My work explores popular culture through everyday life.
Game Boys is an ongoing portrait series of young men engaged in a familiar pastime—they are playing video games. For the past three years, I have been photographing video game players who come to my studio, sit in the dark, and play for hours while I quietly watch and shoot. The studio setting lends a theatrical quality to this commonplace activity. Sometimes, I watch the game to see a particularly interesting sequence, but mostly I just watch the game players. I seek to explore the popular culture phenomenon of video games by examining the "gamers" who play them. Because my work is rooted in the tradition of portrait photography, I look beyond the hype surrounding video games and focus on the players themselves. Traditionally, the belief has been that a portrait could tell us a great deal about a subject: a window into a person's inner character could be found through facial expressions.

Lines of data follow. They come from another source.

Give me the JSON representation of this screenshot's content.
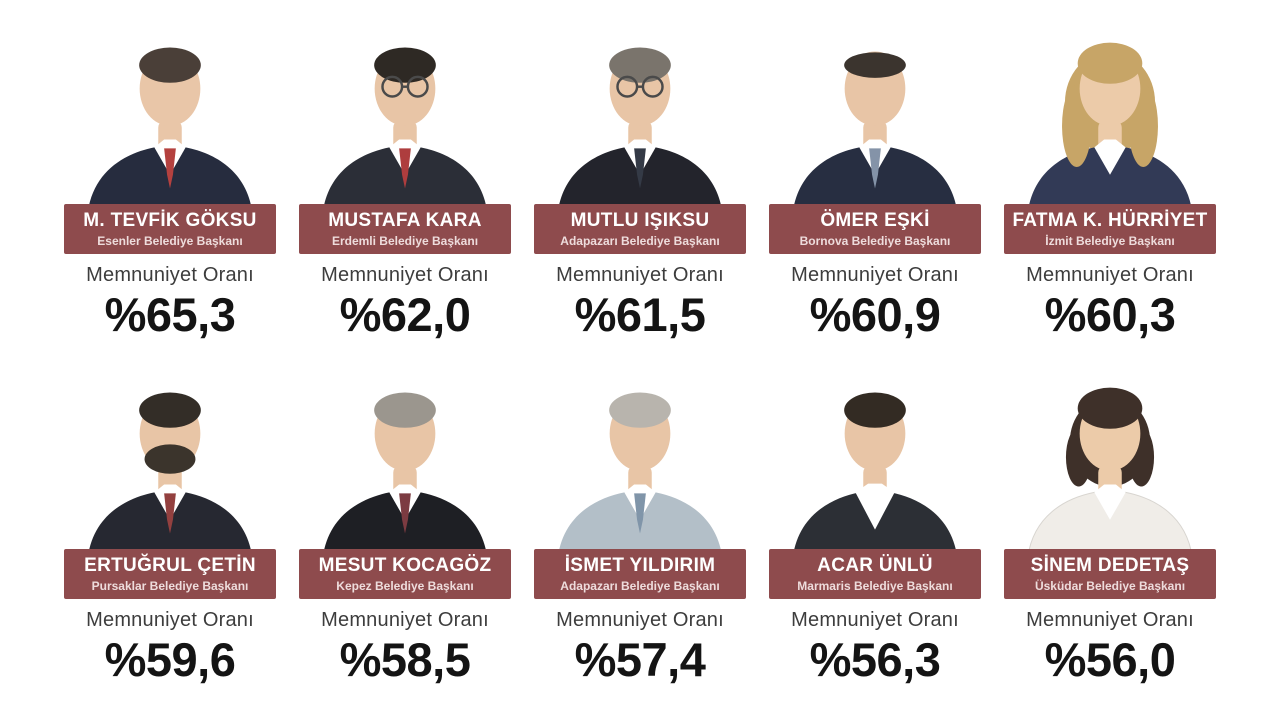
{
  "page": {
    "satisfaction_label": "Memnuniyet Oranı"
  },
  "theme": {
    "background": "#ffffff",
    "banner_color": "#8e4b4d",
    "banner_text_color": "#ffffff",
    "banner_subtext_color": "#eedcdc",
    "label_color": "#3d3d3d",
    "value_color": "#141414"
  },
  "mayors": [
    {
      "name": "M. TEVFİK GÖKSU",
      "title": "Esenler Belediye Başkanı",
      "value": "%65,3",
      "portrait": {
        "icon": "man-portrait-icon",
        "hair": "short",
        "hairColor": "#4a3f38",
        "suitColor": "#262c3e",
        "shirtColor": "#ffffff",
        "tieColor": "#b4413f",
        "skin": "#e9c6a8",
        "glasses": false,
        "beard": false
      }
    },
    {
      "name": "MUSTAFA KARA",
      "title": "Erdemli Belediye Başkanı",
      "value": "%62,0",
      "portrait": {
        "icon": "man-glasses-portrait-icon",
        "hair": "short",
        "hairColor": "#2e2924",
        "suitColor": "#2b2e37",
        "shirtColor": "#ffffff",
        "tieColor": "#ae3d3e",
        "skin": "#e8c5a6",
        "glasses": true,
        "beard": false
      }
    },
    {
      "name": "MUTLU IŞIKSU",
      "title": "Adapazarı Belediye Başkanı",
      "value": "%61,5",
      "portrait": {
        "icon": "man-glasses-portrait-icon",
        "hair": "short",
        "hairColor": "#7a746c",
        "suitColor": "#23242c",
        "shirtColor": "#ffffff",
        "tieColor": "#343a46",
        "skin": "#e8c5a6",
        "glasses": true,
        "beard": false
      }
    },
    {
      "name": "ÖMER EŞKİ",
      "title": "Bornova Belediye Başkanı",
      "value": "%60,9",
      "portrait": {
        "icon": "man-portrait-icon",
        "hair": "short",
        "receding": true,
        "hairColor": "#3b342e",
        "suitColor": "#272e41",
        "shirtColor": "#ffffff",
        "tieColor": "#8493a8",
        "skin": "#e8c5a6",
        "glasses": false,
        "beard": false
      }
    },
    {
      "name": "FATMA K. HÜRRİYET",
      "title": "İzmit Belediye Başkanı",
      "value": "%60,3",
      "portrait": {
        "icon": "woman-portrait-icon",
        "hair": "long",
        "hairColor": "#c7a567",
        "suitColor": "#323a56",
        "shirtColor": "#ffffff",
        "tieColor": null,
        "skin": "#eccba9",
        "glasses": false,
        "beard": false
      }
    },
    {
      "name": "ERTUĞRUL ÇETİN",
      "title": "Pursaklar Belediye Başkanı",
      "value": "%59,6",
      "portrait": {
        "icon": "man-beard-portrait-icon",
        "hair": "short",
        "hairColor": "#332d27",
        "suitColor": "#262831",
        "shirtColor": "#ffffff",
        "tieColor": "#93403f",
        "skin": "#e8c5a6",
        "glasses": false,
        "beard": true,
        "beardColor": "#3b342c"
      }
    },
    {
      "name": "MESUT KOCAGÖZ",
      "title": "Kepez Belediye Başkanı",
      "value": "%58,5",
      "portrait": {
        "icon": "man-portrait-icon",
        "hair": "short",
        "hairColor": "#9b968e",
        "suitColor": "#1e1f24",
        "shirtColor": "#ffffff",
        "tieColor": "#7c3b41",
        "skin": "#e8c5a6",
        "glasses": false,
        "beard": false
      }
    },
    {
      "name": "İSMET YILDIRIM",
      "title": "Adapazarı Belediye Başkanı",
      "value": "%57,4",
      "portrait": {
        "icon": "man-portrait-icon",
        "hair": "short",
        "hairColor": "#b8b4ad",
        "suitColor": "#b3bfc8",
        "shirtColor": "#ffffff",
        "tieColor": "#8095a9",
        "skin": "#e8c5a6",
        "glasses": false,
        "beard": false
      }
    },
    {
      "name": "ACAR ÜNLÜ",
      "title": "Marmaris Belediye Başkanı",
      "value": "%56,3",
      "portrait": {
        "icon": "man-portrait-icon",
        "hair": "short",
        "hairColor": "#332b23",
        "suitColor": "#2c2f35",
        "shirtColor": "#ffffff",
        "tieColor": null,
        "openCollar": true,
        "skin": "#e8c5a6",
        "glasses": false,
        "beard": false
      }
    },
    {
      "name": "SİNEM DEDETAŞ",
      "title": "Üsküdar Belediye Başkanı",
      "value": "%56,0",
      "portrait": {
        "icon": "woman-portrait-icon",
        "hair": "bob",
        "hairColor": "#3e3029",
        "suitColor": "#f0ede8",
        "shirtColor": "#ffffff",
        "tieColor": null,
        "skin": "#eccba9",
        "glasses": false,
        "beard": false
      }
    }
  ],
  "chart_data": {
    "type": "table",
    "title": "Belediye Başkanları Memnuniyet Oranı",
    "value_label": "Memnuniyet Oranı",
    "categories": [
      "M. TEVFİK GÖKSU (Esenler)",
      "MUSTAFA KARA (Erdemli)",
      "MUTLU IŞIKSU (Adapazarı)",
      "ÖMER EŞKİ (Bornova)",
      "FATMA K. HÜRRİYET (İzmit)",
      "ERTUĞRUL ÇETİN (Pursaklar)",
      "MESUT KOCAGÖZ (Kepez)",
      "İSMET YILDIRIM (Adapazarı)",
      "ACAR ÜNLÜ (Marmaris)",
      "SİNEM DEDETAŞ (Üsküdar)"
    ],
    "values": [
      65.3,
      62.0,
      61.5,
      60.9,
      60.3,
      59.6,
      58.5,
      57.4,
      56.3,
      56.0
    ],
    "unit": "%"
  }
}
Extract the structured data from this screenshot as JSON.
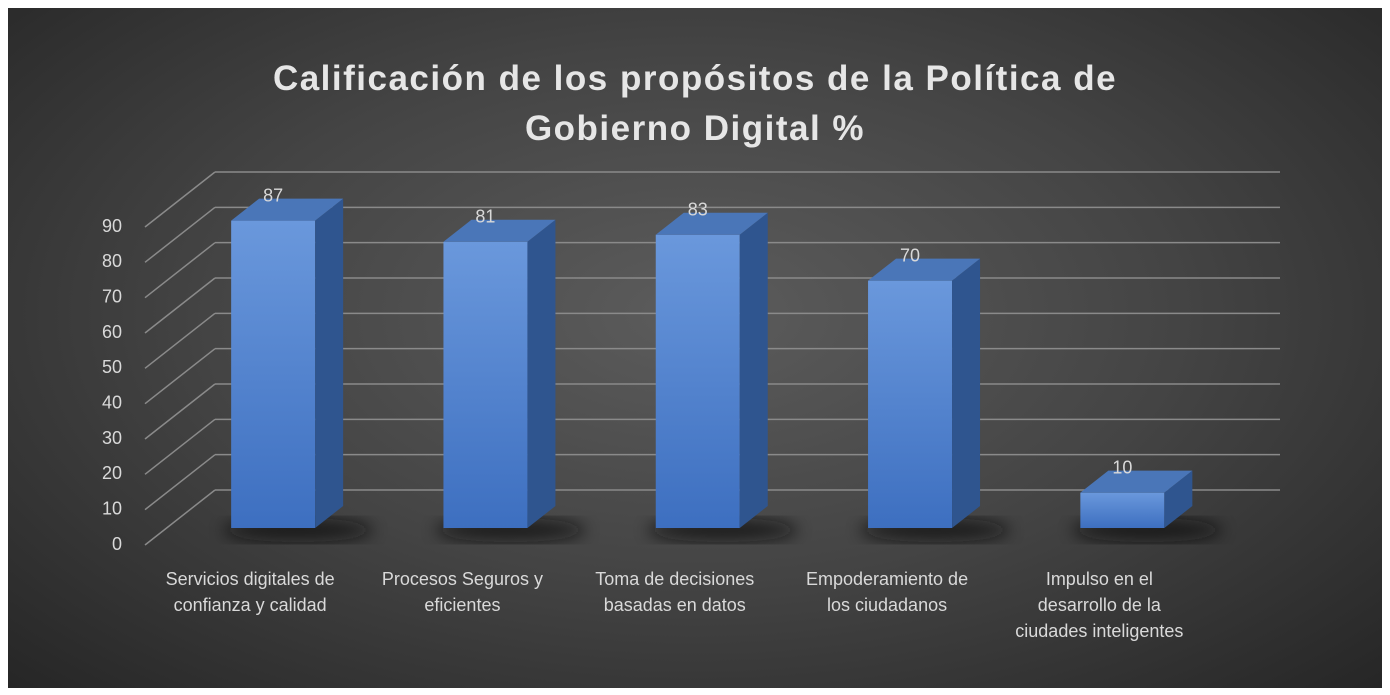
{
  "chart_data": {
    "type": "bar3d",
    "title": "Calificación de los propósitos de la Política de Gobierno Digital %",
    "categories": [
      "Servicios digitales de confianza y calidad",
      "Procesos Seguros y eficientes",
      "Toma de decisiones basadas en datos",
      "Empoderamiento de los ciudadanos",
      "Impulso en el desarrollo de la ciudades inteligentes"
    ],
    "values": [
      87,
      81,
      83,
      70,
      10
    ],
    "color": "#4f82cf",
    "ylim": [
      0,
      90
    ],
    "yticks": [
      0,
      10,
      20,
      30,
      40,
      50,
      60,
      70,
      80,
      90
    ],
    "grid": true
  }
}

Although the expressions on my subjects may appear to be passive, the gamers in these photographs are actually performing fast-paced maneuvers and executing split-second decisions, making these portraits of intense concentration.
Shauna Frischkorn received her MFA in photography from SUNY Buffalo in 1998. She currently lives in Lancaster, Pennsylvania and teaches photography at Millersville University of Pennsylvania. She had a two person exhibition at Peter Hay Halpert Fine Art in New York in April, 2007. Publications include American Photography 20, Time Magazine, and Mother Jones Magazine.